July 3, 2022
BOL News | https://bit.ly/3yJaED4
Just days after banning wheat exports, India decided to limit the selling of sugar on overseas markets.
The Indian government announced on Wednesday that it would restrict sugar exports to 10 million tonnes during the marketing season, which runs through September, in order to control prices. Additionally, sellers are urged to request “special approval” from the relevant authorities before to exporting any sugar between June 1 and October 31.
The greatest producer of sugar in the world, India is also the second-largest exporter after Brazil. After experiencing “record rise in exports” both last year and this season, the Narendra Modi administration claimed it was necessary to take action in order to maintain sugar stockpiles in the nation.
The decision to restrict exports was made at a time when annual retail inflation in the third-largest economy in Asia reached 7.8 percent in April, the highest level in almost eight years. As major producers reduce agricultural exports, it is also another indicator of increased food protectionism around the world. This adds to the supply shock brought on by Russia’s invasion of Ukraine in February. Together, Russia and Ukraine export wheat at a rate of roughly 30%.
Indian sugar mills have so far agreed to contracts for shipments of around 9 million tonnes for the current marketing year, which runs from October 2021 to September 2022. According to government statistics, the nation exported 7 million tonnes of the sweetener during the previous calendar year, which was the most in recent memory.
On Wednesday in London, white sugar futures were trading 1% higher at $556.50 a metric tonne. They are around 26 percent higher than they were at this time last year and have increased by 13 percent since the beginning of January.

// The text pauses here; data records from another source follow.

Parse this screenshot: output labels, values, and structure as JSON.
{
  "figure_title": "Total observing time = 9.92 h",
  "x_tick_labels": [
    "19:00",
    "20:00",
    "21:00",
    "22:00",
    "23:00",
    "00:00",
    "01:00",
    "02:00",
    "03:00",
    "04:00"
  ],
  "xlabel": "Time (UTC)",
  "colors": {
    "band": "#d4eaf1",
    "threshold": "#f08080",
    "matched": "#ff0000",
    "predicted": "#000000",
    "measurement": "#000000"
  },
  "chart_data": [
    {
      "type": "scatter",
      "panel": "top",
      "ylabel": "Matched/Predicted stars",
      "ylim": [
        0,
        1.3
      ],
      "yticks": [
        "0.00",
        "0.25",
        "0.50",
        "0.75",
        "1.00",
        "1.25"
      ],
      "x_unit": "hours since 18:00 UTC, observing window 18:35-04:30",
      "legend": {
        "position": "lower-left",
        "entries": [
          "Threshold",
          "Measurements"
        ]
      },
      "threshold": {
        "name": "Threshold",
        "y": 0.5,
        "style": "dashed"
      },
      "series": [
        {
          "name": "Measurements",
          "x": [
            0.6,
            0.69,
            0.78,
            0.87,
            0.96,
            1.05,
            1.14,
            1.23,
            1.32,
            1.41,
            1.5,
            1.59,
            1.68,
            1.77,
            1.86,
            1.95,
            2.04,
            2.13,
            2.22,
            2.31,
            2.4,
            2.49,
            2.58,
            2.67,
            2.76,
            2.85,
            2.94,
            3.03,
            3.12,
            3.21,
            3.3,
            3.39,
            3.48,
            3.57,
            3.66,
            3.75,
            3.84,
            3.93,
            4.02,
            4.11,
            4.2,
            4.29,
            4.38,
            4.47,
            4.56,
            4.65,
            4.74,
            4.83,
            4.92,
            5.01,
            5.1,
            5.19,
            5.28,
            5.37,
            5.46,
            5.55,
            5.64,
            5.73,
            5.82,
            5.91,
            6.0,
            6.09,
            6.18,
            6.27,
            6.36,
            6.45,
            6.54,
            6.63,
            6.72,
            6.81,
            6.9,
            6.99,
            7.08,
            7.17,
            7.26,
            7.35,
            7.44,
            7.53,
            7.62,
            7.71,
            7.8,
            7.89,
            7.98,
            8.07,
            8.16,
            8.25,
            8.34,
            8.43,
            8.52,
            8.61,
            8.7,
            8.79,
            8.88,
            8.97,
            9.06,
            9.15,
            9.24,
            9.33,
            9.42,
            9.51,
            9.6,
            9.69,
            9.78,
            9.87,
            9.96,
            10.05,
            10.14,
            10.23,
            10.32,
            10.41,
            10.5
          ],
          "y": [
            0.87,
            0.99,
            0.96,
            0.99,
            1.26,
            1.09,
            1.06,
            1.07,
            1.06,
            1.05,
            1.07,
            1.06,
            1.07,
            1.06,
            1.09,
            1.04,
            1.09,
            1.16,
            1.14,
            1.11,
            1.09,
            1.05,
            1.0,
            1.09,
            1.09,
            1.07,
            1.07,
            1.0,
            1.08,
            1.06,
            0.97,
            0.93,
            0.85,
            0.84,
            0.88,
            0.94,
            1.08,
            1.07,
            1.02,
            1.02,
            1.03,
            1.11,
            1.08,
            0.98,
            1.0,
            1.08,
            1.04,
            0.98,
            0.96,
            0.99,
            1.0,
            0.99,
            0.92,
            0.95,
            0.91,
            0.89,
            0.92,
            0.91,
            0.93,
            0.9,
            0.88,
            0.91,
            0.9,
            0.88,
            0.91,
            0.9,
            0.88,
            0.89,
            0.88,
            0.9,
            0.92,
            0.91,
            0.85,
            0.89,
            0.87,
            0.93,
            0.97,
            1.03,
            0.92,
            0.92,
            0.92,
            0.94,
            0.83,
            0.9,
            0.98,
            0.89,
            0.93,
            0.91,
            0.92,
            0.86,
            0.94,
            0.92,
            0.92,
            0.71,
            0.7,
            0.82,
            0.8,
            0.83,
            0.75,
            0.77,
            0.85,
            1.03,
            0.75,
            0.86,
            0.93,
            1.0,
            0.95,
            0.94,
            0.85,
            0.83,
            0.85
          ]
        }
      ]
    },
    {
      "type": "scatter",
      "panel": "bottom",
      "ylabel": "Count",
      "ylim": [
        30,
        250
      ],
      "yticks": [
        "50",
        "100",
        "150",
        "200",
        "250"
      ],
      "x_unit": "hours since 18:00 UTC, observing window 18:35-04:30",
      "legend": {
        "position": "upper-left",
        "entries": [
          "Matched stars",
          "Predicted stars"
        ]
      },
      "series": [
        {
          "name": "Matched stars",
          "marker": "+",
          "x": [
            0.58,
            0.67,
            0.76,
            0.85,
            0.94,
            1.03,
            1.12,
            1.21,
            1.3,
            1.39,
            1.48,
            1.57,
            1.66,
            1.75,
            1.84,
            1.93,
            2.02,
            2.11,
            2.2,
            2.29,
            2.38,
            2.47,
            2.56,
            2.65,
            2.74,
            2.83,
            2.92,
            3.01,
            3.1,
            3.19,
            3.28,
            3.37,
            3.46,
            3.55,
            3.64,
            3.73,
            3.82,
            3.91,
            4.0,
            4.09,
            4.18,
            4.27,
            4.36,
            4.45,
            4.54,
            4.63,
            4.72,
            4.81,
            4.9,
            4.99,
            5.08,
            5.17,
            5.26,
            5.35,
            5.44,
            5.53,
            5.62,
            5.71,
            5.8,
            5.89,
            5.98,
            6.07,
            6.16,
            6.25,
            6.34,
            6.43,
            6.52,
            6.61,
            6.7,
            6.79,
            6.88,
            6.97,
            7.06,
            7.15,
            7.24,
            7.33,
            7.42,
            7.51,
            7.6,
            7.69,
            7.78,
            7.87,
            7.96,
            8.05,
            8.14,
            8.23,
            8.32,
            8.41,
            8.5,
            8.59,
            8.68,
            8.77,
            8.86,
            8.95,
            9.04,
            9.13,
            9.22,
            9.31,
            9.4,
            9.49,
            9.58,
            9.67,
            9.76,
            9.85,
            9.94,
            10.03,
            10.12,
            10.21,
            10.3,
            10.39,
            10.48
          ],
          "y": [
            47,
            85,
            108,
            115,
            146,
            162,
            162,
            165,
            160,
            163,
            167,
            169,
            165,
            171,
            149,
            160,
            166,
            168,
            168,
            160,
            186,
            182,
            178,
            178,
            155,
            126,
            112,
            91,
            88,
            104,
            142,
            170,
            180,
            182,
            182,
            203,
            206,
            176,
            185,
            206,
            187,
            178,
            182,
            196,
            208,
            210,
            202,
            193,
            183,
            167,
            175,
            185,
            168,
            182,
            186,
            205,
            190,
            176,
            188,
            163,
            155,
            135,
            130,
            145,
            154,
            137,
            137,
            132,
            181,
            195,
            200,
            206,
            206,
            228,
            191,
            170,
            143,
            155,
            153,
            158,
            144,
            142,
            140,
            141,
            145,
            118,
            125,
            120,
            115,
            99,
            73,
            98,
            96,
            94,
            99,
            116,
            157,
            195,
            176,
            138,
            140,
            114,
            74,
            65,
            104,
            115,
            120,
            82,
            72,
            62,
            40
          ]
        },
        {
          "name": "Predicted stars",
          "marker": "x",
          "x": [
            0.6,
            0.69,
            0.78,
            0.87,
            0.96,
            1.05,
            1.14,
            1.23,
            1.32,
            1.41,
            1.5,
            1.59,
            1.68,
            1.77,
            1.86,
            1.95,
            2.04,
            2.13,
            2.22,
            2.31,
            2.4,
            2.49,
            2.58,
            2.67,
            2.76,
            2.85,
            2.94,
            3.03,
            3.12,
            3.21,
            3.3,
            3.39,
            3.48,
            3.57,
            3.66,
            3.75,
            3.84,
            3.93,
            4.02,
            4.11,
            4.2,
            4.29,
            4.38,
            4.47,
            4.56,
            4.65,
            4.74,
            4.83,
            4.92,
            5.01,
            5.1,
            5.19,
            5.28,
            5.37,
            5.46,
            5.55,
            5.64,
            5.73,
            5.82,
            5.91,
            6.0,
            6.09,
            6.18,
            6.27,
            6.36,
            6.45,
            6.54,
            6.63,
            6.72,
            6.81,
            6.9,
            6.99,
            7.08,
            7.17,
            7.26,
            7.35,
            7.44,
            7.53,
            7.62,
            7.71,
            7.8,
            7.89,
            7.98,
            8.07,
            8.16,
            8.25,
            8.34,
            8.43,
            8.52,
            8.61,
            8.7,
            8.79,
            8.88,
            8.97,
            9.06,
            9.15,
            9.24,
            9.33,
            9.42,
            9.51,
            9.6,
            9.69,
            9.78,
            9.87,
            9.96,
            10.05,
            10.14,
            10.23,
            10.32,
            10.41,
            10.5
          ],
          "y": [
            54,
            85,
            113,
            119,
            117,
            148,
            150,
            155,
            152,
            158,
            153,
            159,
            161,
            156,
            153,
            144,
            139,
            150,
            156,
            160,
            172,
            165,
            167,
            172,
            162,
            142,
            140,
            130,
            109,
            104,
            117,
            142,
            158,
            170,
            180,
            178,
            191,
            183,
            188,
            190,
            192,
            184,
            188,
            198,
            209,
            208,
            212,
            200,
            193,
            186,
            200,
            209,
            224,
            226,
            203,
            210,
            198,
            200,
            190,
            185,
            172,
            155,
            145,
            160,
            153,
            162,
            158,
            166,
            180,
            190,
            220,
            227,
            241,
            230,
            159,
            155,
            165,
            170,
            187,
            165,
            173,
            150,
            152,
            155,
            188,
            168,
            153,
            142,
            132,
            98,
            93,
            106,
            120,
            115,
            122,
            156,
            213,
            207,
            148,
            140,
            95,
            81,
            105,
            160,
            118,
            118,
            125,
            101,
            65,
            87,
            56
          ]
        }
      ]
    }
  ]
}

According to the World Bank, the invasion of Ukraine by Russia has caused a historic shock to the commodity markets that will keep prices high through the end of 2024. According to the report, a 40 percent increase in the price of wheat will cause food costs to climb by 22.9 percent this year.
The government’s priority, according to Malaysia, is its own citizens, thus earlier this week it attempted to impose restrictions on the export of chicken to its neighbours. And only a few days prior, India had halted wheat exports due to life-threatening heat waves that were hampering production and driving local prices to all-time highs. Despite being the world’s second-largest producer of wheat behind China, the nation does not export much of the grain.
India’s minister of commerce, Piyush Goyal, stated on Tuesday at the World Economic Forum in Davos that “our export restrictions should not disrupt global markets.”
We still permit exports to our neighbours and vulnerable nations, he continued.
India’s limits, in spite of these guarantees, highlight how precarious the world food situation is. Global purchasers hoped that Indian wheat exports would help close the gap left by the European war, which has impeded essential export shipments of agricultural products.
Last week, there was some positive news, though. Indonesia said that it would end an April-enacted restriction on the export of palm oil. The substance is widely used as cooking oil and in various foods, and the nation in Southeast Asia is the world’s largest producer.